Il vangelo di questa domenica ci presenta l’episodio della vita di Gesù che ha dato origine al detto Nemo propheta in patria.
La situazione, infatti, mostra il ritorno di Gesù nel suo paese d’origine (Marco e Matteo parlano genericamente di “patria”, mentre Luca specifica che si tratta di Nazareth), dove l’accoglienza che gli viene riservata è piuttosto ambigua: egli insegna nella sinagoga e, tuttavia, «molti, ascoltando, rimanevano stupiti e dicevano: “Da dove gli vengono queste cose? E che sapienza è quella che gli è stata data? E i prodigi come quelli compiuti dalle sue mani? Non è costui il falegname, il figlio di Maria, il fratello di Giacomo, di Ioses, di Giuda e di Simone? E le sue sorelle, non stanno qui da noi?”. Ed era per loro motivo di scandalo».
Da un lato vi è la curiosità per questo compaesano che gode di una certa fama, dall’altro incredulità: non sembra credibile che proprio uno che gli è cresciuto accanto, uno che conoscevano fin da bambino, ora sia all’“estero” così apprezzato.
La domanda che probabilmente abita i nazaretani è “Com’è stato possibile che non ci siamo accorti di nulla, quando era tra noi?”.
È un interrogativo ambiguo che, di nuovo, alimenta l’ambiguità della loro reazione. La questione potrebbe, infatti, voler dire “Non ci siamo accorti di nulla, perché siamo stati ciechi” oppure “Non ci siamo accorti di nulla perché non c’era nulla di cui accorgersi”.
L’interpretazione che sembra prevalere è la seconda, anche perché ammettere di essersi sbagliati non è mai semplice: non ci siamo accorti della sua grandezza, perché grande non era.
In più, l’invidia per la buona riuscita delle vite altrui tende sempre a sminuirne la portata.
Se questo vale a livello locale, c’è però da aggiungere un ulteriore elemento.
Per gli abitanti di Nazareth è possibile comportarsi in quel modo perché la fama stessa che accompagna Gesù è ambigua: Gesù non è universalmente acclamato e riconosciuto.
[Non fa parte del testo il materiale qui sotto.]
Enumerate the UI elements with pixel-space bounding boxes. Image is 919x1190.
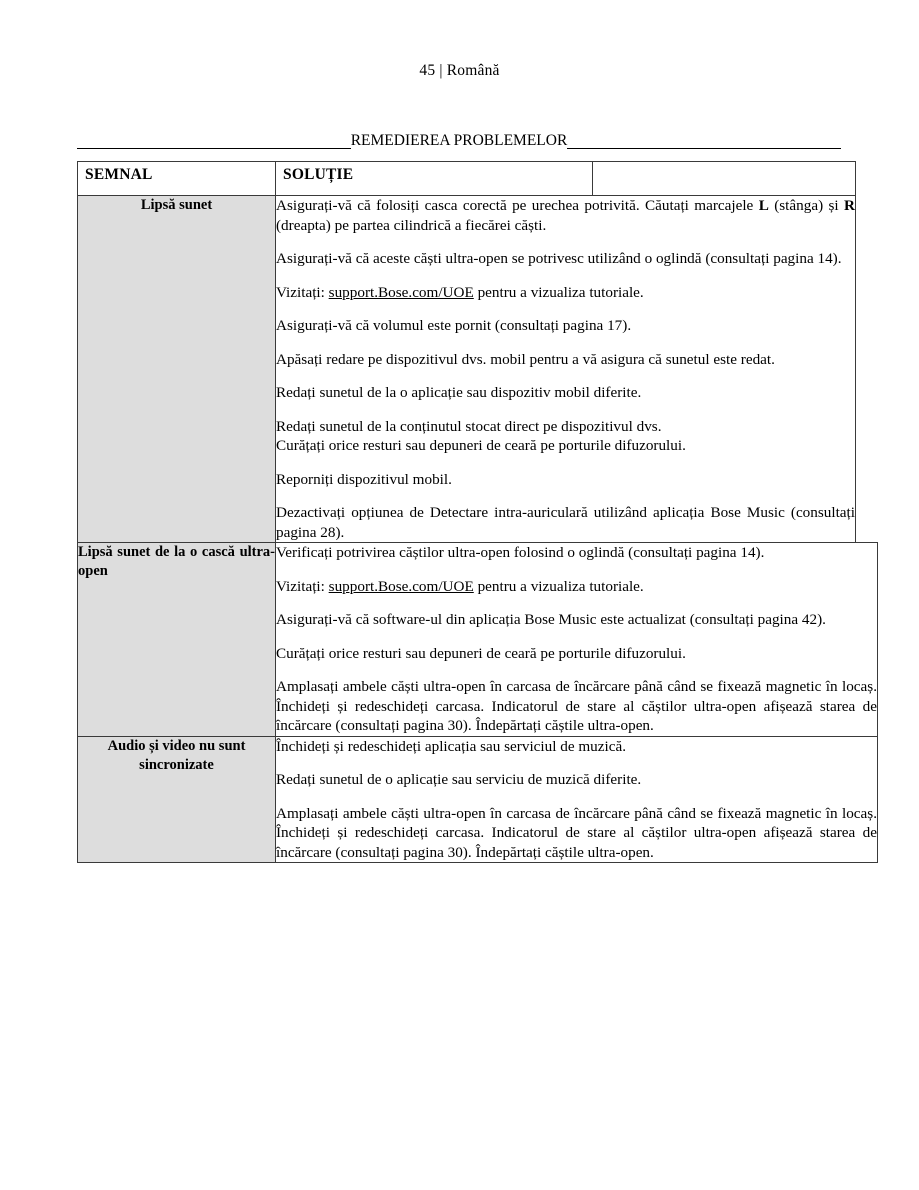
- solution-paragraph: Curățați orice resturi sau depuneri de ceară pe porturile difuzorului.: [276, 644, 686, 662]
- emphasis-text: L: [758, 197, 769, 214]
- solution-paragraph: Redați sunetul de la conținutul stocat direct pe dispozitivul dvs.: [276, 417, 662, 435]
- column-header-extra: [593, 162, 856, 196]
- table-body: [78, 162, 878, 863]
- solution-paragraph: Vizitați: support.Bose.com/UOE pentru a vizualiza tutoriale.: [276, 577, 644, 595]
- solution-paragraph: Curățați orice resturi sau depuneri de ceară pe porturile difuzorului.: [276, 437, 686, 454]
- solution-paragraph: Vizitați: support.Bose.com/UOE pentru a vizualiza tutoriale.: [276, 283, 644, 301]
- solution-paragraph: Închideți și redeschideți aplicația sau serviciul de muzică.: [276, 737, 627, 755]
- solution-paragraph: Asigurați-vă că software-ul din aplicația Bose Music este actualizat (consultați pagina 42).: [276, 611, 826, 628]
- solution-paragraph: Asigurați-vă că aceste căști ultra-open se potrivesc utilizând o oglindă (consultați pagina 14).: [276, 250, 842, 267]
- solution-paragraph: Redați sunetul de o aplicație sau serviciu de muzică diferite.: [276, 771, 642, 788]
- solution-paragraph: Reporniți dispozitivul mobil.: [276, 470, 452, 488]
- page-number: 45 | Română: [419, 62, 500, 79]
- table-row: [78, 196, 878, 543]
- solution-paragraph: Apăsați redare pe dispozitivul dvs. mobil pentru a vă asigura că sunetul este redat.: [276, 350, 775, 368]
- table-row: [78, 736, 878, 863]
- support-url-link[interactable]: support.Bose.com/UOE: [328, 283, 474, 301]
- solution-cell-av-out-of-sync: [276, 736, 878, 863]
- signal-label-no-sound-one-bud: Lipsă sunet de la o cască ultra-open: [78, 543, 276, 737]
- row-spacer-cell: [856, 196, 878, 543]
- solution-cell-no-sound: [276, 196, 856, 543]
- solution-paragraph: Dezactivați opțiunea de Detectare intra-auriculară utilizând aplicația Bose Music (consultați pagina 28).: [276, 504, 855, 541]
- column-header-solution: SOLUȚIE: [276, 162, 593, 196]
- solution-paragraph: Amplasați ambele căști ultra-open în carcasa de încărcare până când se fixează magnetic în locaș. Închideți și redeschideți carcasa. Indicatorul de stare al căștilor ultra-open afișează starea de încărcare (consultați pagina 30). Îndepărtați căștile ultra-open.: [276, 804, 877, 861]
- table-header-row: [78, 162, 878, 196]
- section-heading: [77, 125, 841, 149]
- emphasis-text: R: [844, 197, 855, 214]
- solution-paragraph: Asigurați-vă că folosiți casca corectă pe urechea potrivită. Căutați marcajele L (stânga) și R (dreapta) pe partea cilindrică a fiecărei căști.: [276, 197, 855, 234]
- solution-cell-no-sound-one-bud: [276, 543, 878, 737]
- section-title-text: REMEDIEREA PROBLEMELOR: [350, 132, 568, 149]
- solution-paragraph: Redați sunetul de la o aplicație sau dispozitiv mobil diferite.: [276, 384, 642, 401]
- heading-rule-left: [77, 137, 351, 149]
- signal-label-no-sound: Lipsă sunet: [78, 196, 276, 543]
- solution-paragraph: Asigurați-vă că volumul este pornit (consultați pagina 17).: [276, 317, 632, 334]
- table-row: [78, 543, 878, 737]
- solution-paragraph: Verificați potrivirea căștilor ultra-open folosind o oglindă (consultați pagina 14).: [276, 544, 765, 561]
- heading-rule-right: [567, 137, 841, 149]
- troubleshooting-table: [77, 161, 878, 863]
- solution-paragraph: Amplasați ambele căști ultra-open în carcasa de încărcare până când se fixează magnetic în locaș. Închideți și redeschideți carcasa. Indicatorul de stare al căștilor ultra-open afișează starea de încărcare (consultați pagina 30). Îndepărtați căștile ultra-open.: [276, 678, 877, 734]
- signal-label-av-out-of-sync: Audio și video nu sunt sincronizate: [78, 736, 276, 863]
- support-url-link[interactable]: support.Bose.com/UOE: [328, 577, 474, 595]
- column-header-signal: SEMNAL: [78, 162, 276, 196]
- header-spacer-cell: [856, 162, 878, 196]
Diverse voci sono già sorte a contestarlo.
Nei capitoli precedenti del vangelo di Marco, abbiamo già sentito voci di dubbio e rimostranza nei suoi confronti: «Perché mangia e beve insieme ai pubblicani e ai peccatori?», «Perché i discepoli di Giovanni e i discepoli dei farisei digiunano, mentre i tuoi discepoli non digiunano?», «Perché fanno in giorno di sabato quello che non è lecito?». Addirittura «i farisei […] con gli erodiani» avevano tenuto «consiglio contro di lui per farlo morire». Di lui era stato detto che «è posseduto da Beelzebul e scaccia i demòni per mezzo del capo dei demòni», «È posseduto da uno spirito impuro». I suoi stessi parenti erano usciti «per andare a prenderlo; dicevano infatti: “È fuori di sé”». I Gerasèni si erano messi a pregarlo «di andarsene dal loro territorio».
La notorietà di Gesù è, dunque, ambigua: c’è chi lo apprezza molto, chi ha lasciato tutto per seguirlo, chi gli sarà grato/a per tutta la vita; ma c’è anche chi pensa male di lui, lo scaccia, addirittura vuole farlo morire.
Gli abitanti di Nazareth si trovano nella situazione di decidere da che parte stare.
Rappresentano un po’ tutti e tutte noi: che posizione prendere di fronte a questo maestro?